Anyways, all this is just conspiracy-nonsense. I have no proof that the shady powers-that-be were trying to game the system, and produce Romney wins in Iowa and New Hampshire, using stalking horse tactics. However, lack of proof about shenanigans in 2012 does not impact my core argument, which is that we must be concerned about the *potential* for stalking-horse shenanigans in 2016. Namely, if we run 8 liberty candidates in the debates, and the powers that be decide to offer the second-place-liberty-candidate a hundred million dollars in superpac advertising if they'll stay in the race rather than drop out, then most likely we will lose Iowa in 2016. Unless all eight of our candidates have the moral fortitude of Ron Paul, there is probably at least one that would take the bait.

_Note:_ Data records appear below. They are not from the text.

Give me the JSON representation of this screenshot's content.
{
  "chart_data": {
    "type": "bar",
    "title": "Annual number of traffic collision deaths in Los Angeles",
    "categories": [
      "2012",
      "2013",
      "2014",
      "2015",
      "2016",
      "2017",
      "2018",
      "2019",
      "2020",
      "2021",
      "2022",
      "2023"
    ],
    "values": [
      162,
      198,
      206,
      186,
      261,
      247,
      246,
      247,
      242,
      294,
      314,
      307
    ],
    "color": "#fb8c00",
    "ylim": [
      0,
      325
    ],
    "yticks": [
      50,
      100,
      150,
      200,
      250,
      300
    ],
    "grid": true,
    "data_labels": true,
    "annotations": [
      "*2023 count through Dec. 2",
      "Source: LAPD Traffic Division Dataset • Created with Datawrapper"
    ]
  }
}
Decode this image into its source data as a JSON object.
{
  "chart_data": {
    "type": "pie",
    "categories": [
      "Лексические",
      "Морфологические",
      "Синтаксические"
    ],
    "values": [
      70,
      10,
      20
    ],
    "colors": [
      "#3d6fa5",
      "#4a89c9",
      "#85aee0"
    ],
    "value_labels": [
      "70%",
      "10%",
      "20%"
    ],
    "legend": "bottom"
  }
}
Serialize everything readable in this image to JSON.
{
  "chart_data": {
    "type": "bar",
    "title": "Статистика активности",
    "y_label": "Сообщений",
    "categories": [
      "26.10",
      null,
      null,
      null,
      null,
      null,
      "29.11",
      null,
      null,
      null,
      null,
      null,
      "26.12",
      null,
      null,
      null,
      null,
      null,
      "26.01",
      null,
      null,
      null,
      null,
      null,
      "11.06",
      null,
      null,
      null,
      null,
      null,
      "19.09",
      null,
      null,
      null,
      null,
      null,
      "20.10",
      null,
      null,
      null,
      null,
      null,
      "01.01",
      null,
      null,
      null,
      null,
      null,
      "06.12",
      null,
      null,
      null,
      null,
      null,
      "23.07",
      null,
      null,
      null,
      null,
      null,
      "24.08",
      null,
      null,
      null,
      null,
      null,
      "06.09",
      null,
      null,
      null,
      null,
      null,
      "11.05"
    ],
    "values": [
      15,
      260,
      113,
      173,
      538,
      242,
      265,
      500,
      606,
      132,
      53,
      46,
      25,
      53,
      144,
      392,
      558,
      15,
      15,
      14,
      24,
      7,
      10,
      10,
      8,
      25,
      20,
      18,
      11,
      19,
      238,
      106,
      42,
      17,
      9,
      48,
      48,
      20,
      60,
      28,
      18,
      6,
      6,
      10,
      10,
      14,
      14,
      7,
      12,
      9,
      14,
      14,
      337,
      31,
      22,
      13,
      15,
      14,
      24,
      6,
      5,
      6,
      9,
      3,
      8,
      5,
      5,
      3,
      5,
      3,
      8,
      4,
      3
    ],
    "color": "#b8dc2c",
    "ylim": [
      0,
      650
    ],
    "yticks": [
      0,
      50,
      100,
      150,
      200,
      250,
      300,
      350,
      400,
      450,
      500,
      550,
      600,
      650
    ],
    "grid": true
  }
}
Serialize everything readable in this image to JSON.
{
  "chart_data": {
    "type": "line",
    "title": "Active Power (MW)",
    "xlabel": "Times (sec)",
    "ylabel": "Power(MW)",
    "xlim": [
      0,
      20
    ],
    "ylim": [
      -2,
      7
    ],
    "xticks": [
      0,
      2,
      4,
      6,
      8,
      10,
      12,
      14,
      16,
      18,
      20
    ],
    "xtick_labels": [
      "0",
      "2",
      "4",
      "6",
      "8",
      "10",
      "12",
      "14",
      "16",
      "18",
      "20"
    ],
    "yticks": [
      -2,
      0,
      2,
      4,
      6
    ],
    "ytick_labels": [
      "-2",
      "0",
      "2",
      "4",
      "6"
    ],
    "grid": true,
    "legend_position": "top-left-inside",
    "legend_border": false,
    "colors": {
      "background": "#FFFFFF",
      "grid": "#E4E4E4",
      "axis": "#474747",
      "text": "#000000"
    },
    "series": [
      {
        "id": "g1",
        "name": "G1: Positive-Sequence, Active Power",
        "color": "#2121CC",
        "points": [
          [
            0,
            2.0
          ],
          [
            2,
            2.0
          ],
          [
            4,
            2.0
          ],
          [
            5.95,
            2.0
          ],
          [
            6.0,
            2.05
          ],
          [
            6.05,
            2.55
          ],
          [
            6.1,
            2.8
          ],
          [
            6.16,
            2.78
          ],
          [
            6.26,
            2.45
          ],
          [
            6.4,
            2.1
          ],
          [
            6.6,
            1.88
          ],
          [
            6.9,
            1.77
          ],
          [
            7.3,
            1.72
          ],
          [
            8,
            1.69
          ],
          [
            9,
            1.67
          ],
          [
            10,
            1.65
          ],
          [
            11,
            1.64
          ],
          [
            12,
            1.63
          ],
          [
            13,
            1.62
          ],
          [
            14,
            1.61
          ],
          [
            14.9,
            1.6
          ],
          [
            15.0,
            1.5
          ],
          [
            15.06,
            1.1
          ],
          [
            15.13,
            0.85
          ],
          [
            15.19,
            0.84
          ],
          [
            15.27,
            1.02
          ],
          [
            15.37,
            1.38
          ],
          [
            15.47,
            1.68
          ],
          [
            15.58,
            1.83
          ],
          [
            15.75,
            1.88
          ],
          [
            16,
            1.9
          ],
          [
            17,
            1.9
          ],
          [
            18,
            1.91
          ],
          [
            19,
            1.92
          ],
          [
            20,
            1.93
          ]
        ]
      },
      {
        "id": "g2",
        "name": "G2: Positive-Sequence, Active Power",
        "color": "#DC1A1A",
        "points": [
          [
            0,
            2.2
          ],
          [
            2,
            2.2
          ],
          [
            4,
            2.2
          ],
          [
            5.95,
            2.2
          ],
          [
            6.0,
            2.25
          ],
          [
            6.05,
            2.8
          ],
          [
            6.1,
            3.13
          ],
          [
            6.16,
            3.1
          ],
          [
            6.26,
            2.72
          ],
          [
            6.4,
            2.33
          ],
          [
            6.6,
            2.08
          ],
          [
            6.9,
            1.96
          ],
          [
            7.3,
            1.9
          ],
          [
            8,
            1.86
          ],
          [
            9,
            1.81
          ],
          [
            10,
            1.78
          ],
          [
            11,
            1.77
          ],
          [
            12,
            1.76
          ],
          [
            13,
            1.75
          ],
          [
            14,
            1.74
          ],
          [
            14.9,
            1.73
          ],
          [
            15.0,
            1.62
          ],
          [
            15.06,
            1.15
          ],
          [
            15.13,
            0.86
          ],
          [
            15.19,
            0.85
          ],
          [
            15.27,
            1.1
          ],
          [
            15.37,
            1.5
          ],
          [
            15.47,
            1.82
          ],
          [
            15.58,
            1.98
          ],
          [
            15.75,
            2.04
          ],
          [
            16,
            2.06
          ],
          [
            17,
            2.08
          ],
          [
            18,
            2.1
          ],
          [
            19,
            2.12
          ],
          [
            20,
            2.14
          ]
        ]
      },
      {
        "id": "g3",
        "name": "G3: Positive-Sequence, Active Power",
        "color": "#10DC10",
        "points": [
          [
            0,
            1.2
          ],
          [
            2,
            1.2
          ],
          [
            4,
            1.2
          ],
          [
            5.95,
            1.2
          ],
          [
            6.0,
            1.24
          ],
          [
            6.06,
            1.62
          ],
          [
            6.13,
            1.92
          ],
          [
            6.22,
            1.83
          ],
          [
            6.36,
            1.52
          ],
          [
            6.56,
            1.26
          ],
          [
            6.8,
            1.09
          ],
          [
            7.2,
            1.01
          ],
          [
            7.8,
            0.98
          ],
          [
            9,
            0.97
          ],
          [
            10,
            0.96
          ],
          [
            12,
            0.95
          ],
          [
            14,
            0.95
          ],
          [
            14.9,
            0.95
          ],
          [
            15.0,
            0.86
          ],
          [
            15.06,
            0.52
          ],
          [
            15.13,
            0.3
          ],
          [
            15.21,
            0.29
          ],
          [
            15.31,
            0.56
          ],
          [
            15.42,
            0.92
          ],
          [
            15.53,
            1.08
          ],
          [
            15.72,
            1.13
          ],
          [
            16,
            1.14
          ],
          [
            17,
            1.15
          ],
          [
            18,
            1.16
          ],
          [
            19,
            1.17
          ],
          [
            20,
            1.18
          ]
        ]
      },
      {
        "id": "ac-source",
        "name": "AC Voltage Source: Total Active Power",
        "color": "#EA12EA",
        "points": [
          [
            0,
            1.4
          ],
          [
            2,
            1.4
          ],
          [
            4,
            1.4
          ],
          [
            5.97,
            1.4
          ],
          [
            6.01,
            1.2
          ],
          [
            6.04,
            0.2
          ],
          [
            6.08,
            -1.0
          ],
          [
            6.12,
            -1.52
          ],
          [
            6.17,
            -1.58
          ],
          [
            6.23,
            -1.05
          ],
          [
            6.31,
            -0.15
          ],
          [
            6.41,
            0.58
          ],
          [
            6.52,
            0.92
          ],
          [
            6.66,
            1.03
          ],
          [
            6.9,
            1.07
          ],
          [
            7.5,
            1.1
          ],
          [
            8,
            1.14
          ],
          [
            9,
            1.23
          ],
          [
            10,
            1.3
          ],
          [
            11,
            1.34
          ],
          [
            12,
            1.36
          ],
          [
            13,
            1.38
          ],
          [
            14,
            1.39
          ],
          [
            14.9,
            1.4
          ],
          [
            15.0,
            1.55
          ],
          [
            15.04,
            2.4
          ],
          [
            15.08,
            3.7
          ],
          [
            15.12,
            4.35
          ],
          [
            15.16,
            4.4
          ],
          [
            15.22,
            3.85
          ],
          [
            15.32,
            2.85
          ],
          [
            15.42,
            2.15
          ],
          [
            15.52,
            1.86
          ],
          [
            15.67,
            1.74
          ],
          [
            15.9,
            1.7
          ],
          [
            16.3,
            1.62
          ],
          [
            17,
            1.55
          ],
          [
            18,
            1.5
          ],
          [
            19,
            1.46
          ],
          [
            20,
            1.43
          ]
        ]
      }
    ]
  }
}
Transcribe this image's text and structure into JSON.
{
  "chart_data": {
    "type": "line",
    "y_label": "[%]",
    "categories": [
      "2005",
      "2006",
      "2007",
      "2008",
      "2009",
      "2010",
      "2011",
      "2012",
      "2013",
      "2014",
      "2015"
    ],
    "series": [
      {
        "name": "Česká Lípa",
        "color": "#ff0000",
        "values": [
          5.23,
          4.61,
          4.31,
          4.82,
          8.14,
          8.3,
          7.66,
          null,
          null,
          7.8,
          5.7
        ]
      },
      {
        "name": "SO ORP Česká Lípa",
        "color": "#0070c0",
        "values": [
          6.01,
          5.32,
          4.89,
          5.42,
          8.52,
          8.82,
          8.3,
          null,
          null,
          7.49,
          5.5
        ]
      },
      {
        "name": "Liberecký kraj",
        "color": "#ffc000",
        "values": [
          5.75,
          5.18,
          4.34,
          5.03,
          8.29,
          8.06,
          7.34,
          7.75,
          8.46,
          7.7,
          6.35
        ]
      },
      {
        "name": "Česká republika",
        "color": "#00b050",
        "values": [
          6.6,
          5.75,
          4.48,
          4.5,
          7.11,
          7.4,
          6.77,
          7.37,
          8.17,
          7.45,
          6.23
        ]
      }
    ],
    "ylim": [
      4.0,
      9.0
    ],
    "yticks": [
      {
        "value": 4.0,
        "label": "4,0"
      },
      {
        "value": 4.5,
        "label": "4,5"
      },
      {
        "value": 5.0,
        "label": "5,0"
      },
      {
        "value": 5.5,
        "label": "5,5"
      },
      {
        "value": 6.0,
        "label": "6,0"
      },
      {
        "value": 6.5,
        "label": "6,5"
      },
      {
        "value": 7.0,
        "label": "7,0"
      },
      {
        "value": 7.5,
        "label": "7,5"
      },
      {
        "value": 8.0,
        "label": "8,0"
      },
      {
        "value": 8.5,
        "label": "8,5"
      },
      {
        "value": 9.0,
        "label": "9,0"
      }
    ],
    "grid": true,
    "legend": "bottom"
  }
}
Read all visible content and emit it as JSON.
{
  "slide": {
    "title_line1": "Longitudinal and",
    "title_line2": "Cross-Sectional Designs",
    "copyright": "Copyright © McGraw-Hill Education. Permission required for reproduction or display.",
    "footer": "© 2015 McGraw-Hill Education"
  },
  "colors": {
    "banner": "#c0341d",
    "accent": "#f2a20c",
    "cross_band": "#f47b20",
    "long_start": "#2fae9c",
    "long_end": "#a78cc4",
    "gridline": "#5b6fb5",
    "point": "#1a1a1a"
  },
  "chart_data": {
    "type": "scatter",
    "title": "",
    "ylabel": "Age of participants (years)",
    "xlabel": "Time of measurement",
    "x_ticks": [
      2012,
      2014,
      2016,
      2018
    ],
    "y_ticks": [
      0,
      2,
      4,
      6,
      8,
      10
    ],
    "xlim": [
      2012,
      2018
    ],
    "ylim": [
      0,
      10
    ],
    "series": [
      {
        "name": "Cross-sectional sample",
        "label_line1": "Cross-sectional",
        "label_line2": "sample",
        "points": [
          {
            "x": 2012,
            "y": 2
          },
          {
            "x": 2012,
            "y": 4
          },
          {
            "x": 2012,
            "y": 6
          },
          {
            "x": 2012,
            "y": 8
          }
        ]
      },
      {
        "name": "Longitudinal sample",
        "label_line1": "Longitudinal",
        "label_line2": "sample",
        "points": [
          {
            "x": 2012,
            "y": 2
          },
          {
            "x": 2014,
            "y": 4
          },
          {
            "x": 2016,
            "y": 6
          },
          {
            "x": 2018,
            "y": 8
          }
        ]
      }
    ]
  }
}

Forewarned is forearmed, though -- as long as we are careful to pick honorable liberty-candidates only, and get them to contractually sign a mutual agreement that, based on the outcome of statewide head-to-head polling versus the 2016 democrat nominee, whichever one of our liberty-candidates is the frontrunner in terms of predicted-electoral-college-votecount in the general election come December 15th, that one stays in the race, and the other liberty-candidates all drop out (endorsing as and if they so choose).